Known for sculptures encompassing lattice and bold carvings, suggesting natural geometry and cellular systems, Bailey describes his work as a dialogue between his inner and outer landscape. However, although the sculptural forms aim to embody a reminder of our connection to the planet, he does not see himself as particularly part of an artistic or political movement.

“Iʼve never felt that I fitted into an established paradigm. At the beginning of my career I was influenced by land art but found the dissonance between my inner landscape and the formal expectations of the movement alienating.”

His artistic influences have mostly been female creators such as Louise Bourgeois and Ana Mendieta.

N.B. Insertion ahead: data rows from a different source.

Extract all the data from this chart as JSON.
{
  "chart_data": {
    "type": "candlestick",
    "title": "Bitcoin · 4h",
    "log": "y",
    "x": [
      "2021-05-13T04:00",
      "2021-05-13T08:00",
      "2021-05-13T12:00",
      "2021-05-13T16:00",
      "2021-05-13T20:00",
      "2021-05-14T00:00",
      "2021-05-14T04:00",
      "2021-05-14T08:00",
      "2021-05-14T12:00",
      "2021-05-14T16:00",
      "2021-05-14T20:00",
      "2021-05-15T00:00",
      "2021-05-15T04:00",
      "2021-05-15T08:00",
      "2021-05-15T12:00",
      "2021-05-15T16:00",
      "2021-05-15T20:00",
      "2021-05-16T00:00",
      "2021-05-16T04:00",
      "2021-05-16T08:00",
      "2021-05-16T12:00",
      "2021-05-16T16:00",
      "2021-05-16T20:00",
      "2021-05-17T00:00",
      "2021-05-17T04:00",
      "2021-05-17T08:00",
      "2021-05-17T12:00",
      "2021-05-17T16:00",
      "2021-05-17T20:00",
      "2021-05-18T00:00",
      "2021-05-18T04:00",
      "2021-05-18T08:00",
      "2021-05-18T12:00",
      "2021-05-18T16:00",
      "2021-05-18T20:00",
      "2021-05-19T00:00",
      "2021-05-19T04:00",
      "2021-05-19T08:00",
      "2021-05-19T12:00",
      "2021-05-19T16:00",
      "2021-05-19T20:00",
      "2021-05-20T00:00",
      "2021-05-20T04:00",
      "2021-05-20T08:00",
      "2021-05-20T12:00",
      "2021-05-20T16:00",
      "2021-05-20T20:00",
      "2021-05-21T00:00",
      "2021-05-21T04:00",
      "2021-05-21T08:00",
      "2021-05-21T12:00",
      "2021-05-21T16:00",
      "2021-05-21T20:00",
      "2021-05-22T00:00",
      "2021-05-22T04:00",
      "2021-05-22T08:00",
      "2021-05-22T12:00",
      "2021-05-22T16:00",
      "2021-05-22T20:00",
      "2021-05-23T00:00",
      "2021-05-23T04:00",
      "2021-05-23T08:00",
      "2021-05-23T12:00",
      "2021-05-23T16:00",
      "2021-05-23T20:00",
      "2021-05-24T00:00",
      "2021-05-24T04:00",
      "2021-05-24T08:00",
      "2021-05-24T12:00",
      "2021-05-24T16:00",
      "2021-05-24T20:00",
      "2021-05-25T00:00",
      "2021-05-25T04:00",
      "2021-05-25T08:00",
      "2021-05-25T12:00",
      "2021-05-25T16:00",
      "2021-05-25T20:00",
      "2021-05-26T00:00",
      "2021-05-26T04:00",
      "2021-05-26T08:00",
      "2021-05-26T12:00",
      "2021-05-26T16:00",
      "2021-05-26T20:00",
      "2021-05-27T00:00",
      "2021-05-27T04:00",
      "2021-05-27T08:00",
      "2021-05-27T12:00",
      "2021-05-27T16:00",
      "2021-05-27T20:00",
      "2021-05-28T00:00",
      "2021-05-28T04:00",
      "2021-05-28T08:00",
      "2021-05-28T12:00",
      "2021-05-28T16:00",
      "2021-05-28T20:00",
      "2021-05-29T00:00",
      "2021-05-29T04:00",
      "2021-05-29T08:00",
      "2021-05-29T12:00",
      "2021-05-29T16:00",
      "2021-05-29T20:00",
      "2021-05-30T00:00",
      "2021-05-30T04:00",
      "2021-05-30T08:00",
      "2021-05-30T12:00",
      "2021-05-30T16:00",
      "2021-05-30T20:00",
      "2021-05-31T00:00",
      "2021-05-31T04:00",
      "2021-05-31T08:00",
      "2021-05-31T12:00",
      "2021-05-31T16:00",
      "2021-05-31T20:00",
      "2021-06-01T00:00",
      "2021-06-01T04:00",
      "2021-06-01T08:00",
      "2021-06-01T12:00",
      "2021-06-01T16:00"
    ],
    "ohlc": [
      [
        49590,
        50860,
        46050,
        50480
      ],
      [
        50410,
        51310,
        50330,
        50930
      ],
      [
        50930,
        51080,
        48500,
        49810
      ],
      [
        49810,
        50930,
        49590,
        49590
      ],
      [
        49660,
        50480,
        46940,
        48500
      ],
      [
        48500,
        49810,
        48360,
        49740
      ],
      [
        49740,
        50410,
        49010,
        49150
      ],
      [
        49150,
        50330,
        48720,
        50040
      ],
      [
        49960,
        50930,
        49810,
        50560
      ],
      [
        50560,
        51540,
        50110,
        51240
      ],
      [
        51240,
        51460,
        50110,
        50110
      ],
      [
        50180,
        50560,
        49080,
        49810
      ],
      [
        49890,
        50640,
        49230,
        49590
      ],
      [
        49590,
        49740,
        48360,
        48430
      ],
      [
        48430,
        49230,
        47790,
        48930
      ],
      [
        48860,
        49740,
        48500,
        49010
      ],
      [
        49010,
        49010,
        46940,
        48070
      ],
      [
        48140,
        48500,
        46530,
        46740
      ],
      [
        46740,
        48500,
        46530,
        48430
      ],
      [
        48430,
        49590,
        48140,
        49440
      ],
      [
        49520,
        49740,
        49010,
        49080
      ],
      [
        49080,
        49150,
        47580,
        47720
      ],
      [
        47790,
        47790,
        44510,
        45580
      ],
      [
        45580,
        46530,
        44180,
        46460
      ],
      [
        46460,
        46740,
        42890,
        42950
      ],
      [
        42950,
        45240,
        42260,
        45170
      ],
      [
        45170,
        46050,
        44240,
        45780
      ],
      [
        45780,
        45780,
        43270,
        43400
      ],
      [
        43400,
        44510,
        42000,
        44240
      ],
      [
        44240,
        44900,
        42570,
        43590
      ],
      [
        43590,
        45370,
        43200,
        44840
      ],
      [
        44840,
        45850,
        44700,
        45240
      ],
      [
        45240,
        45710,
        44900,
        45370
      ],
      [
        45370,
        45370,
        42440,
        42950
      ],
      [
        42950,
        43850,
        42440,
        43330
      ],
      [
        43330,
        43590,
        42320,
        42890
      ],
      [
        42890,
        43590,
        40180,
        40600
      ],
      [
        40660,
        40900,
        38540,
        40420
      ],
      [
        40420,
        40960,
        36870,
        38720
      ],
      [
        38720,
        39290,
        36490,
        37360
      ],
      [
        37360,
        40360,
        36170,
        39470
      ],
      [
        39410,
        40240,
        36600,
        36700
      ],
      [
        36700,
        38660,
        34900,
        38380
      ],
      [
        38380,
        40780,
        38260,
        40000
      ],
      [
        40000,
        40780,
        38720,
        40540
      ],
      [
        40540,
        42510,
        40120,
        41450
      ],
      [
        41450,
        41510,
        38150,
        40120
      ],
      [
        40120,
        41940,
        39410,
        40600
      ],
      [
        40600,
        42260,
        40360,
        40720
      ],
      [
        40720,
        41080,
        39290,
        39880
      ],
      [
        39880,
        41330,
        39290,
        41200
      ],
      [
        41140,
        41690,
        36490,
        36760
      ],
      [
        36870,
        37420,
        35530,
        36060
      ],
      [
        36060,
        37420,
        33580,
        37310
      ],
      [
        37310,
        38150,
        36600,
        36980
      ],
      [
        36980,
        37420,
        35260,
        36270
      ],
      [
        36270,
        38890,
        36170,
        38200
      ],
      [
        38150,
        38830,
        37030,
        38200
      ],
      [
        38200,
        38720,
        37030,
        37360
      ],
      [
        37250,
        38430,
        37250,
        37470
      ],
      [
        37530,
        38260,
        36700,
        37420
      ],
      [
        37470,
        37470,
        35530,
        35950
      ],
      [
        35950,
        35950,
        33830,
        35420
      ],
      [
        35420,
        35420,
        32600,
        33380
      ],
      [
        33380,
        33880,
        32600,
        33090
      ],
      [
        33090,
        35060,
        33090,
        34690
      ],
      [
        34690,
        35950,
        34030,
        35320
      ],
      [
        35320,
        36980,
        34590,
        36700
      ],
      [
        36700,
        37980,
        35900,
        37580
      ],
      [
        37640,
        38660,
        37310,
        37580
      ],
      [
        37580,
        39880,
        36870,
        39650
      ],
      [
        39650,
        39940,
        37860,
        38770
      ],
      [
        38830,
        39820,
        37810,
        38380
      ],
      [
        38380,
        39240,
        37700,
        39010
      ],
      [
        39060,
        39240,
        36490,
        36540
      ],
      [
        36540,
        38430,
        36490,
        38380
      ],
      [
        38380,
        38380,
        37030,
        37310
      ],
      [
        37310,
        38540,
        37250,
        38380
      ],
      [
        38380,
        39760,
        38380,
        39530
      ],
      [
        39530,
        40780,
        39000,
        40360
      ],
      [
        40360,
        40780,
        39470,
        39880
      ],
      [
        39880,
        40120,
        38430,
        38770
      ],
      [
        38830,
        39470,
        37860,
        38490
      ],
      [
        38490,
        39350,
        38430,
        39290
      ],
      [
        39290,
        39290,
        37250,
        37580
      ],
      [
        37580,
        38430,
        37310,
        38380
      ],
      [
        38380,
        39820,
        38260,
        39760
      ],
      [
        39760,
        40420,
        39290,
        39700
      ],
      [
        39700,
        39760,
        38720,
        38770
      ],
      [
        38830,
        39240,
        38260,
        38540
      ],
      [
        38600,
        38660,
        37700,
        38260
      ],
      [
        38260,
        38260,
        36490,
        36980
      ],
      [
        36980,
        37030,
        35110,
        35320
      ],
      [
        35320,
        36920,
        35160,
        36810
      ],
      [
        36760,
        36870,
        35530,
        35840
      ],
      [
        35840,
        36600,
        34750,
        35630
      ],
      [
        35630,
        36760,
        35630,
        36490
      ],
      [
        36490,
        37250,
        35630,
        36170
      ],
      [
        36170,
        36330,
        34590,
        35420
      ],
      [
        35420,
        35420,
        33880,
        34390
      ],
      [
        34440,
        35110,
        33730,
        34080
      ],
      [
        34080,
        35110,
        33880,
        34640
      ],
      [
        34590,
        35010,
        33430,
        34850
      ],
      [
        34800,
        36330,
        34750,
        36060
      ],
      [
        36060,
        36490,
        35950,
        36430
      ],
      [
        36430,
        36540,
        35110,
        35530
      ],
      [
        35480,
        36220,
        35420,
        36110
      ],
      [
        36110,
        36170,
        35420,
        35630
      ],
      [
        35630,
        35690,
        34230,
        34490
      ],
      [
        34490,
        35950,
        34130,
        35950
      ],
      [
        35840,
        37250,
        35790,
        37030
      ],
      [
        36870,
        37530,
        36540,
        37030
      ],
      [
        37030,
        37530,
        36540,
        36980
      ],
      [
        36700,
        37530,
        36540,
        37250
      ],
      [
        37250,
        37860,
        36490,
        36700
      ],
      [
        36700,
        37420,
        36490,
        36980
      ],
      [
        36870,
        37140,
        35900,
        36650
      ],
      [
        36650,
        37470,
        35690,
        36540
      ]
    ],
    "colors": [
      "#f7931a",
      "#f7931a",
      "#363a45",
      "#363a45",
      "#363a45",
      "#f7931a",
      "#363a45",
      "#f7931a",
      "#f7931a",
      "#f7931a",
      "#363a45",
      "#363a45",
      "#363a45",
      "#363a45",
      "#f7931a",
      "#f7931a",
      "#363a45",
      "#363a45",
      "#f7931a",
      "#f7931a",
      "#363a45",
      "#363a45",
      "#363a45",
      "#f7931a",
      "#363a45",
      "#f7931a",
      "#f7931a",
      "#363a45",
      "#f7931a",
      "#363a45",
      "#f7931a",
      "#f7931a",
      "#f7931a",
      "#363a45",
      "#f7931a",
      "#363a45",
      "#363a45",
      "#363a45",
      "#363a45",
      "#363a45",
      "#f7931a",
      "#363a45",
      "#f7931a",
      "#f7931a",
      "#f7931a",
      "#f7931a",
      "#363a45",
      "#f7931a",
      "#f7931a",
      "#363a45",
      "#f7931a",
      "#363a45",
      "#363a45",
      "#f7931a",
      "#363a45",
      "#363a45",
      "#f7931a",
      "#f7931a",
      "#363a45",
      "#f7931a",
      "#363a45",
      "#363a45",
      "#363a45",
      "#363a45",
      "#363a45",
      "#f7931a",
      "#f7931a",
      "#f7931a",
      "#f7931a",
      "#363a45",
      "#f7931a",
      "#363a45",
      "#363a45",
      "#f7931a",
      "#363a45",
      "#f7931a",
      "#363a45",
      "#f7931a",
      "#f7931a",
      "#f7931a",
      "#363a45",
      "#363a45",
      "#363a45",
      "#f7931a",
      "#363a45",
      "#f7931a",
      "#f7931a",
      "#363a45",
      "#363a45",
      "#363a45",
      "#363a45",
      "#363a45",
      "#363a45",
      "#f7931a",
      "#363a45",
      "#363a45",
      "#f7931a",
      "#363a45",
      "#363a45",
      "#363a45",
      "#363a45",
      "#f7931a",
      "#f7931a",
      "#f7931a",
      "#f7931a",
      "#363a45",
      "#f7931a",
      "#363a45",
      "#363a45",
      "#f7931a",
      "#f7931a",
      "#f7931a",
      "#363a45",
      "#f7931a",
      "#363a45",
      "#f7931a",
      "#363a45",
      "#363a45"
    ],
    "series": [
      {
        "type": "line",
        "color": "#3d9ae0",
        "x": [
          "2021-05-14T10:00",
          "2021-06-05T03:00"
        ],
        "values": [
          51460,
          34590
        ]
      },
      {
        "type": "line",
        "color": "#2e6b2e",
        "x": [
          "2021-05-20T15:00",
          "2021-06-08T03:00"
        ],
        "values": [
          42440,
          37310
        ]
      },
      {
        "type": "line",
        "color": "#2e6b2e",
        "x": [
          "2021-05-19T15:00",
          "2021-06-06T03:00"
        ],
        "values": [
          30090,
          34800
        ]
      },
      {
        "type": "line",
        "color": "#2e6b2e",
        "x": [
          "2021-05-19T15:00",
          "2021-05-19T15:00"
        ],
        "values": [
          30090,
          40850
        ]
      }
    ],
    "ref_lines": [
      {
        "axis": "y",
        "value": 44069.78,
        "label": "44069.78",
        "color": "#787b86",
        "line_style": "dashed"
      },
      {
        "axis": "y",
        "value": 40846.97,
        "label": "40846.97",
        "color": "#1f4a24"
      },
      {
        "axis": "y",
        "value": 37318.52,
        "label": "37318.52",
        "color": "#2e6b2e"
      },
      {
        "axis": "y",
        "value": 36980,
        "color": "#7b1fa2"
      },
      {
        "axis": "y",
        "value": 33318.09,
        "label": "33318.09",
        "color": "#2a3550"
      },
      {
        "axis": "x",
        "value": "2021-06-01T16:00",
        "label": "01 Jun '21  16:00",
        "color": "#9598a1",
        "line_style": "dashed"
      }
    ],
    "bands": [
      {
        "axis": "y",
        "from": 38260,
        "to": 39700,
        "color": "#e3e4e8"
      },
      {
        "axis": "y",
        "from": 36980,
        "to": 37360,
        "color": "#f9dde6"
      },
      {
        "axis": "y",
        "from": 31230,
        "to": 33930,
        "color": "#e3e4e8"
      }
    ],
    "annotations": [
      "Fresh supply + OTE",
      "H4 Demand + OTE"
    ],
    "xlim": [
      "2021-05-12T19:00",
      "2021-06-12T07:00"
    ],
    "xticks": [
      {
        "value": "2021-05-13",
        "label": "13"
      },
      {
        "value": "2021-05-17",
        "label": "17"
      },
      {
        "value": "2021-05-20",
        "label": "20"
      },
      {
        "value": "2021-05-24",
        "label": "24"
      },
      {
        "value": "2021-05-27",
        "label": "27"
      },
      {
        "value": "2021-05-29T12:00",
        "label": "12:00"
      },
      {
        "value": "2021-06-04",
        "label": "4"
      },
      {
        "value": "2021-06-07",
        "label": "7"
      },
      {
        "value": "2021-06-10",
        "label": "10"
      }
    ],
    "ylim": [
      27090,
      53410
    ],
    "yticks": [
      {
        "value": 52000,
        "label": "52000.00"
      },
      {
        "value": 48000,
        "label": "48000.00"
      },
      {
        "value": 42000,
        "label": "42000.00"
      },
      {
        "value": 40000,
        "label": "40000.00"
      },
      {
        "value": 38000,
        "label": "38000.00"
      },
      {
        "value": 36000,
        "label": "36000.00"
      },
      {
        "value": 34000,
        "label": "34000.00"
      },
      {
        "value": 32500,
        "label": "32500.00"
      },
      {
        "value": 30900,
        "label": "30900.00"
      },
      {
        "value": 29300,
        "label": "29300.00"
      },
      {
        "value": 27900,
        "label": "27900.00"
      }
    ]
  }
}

While the latter, with her exploration of the body in conjunction with the natural processes of environment, communicated comparable areas of meaning, the former shared Bailey’s view of drawing as an act of survival.

As an artist from a working-class family, Bailey is committed to creating accessible work for the public realm, both nationally and internationally. His impressive ‘Tupelo Cloud’ sculpture (2013) has recently been donated, via a private collector, to the Center for Environment and Society at Washington College, Maryland, and will be sited on the shores of Chesapeake Bay. Made with local tupelo and locust wood, the work was created in response to global warming as a physical platform for the solitary observation of Nature.

Meanwhile, Bailey’s present project of a latticework, ‘Fire Seedʼ, for the newly planted North American Prairie landscape at Kew’s Wakehurst site, honours ancient knowledge of working in harmony with the landscape. This is of course appropriately reflected in the approach of the sculptor.

On the role of artist in these troubled times, Bailey says: “The best of art is often triggered by trauma. Creative individuals and communities help to rebuild the world and how we understand it on a daily basis. Whatever we contribute, however small, we may create ripples of change or help to trigger a paradigm shift.”

Walter Bailey’s enchanting sculptures, in addition to his considered and holistic practice within Nature, are indeed indicative of hope and positive possibilities for all.

“Human beings have been caretakers of life’s diversity and can be again,” he asserts.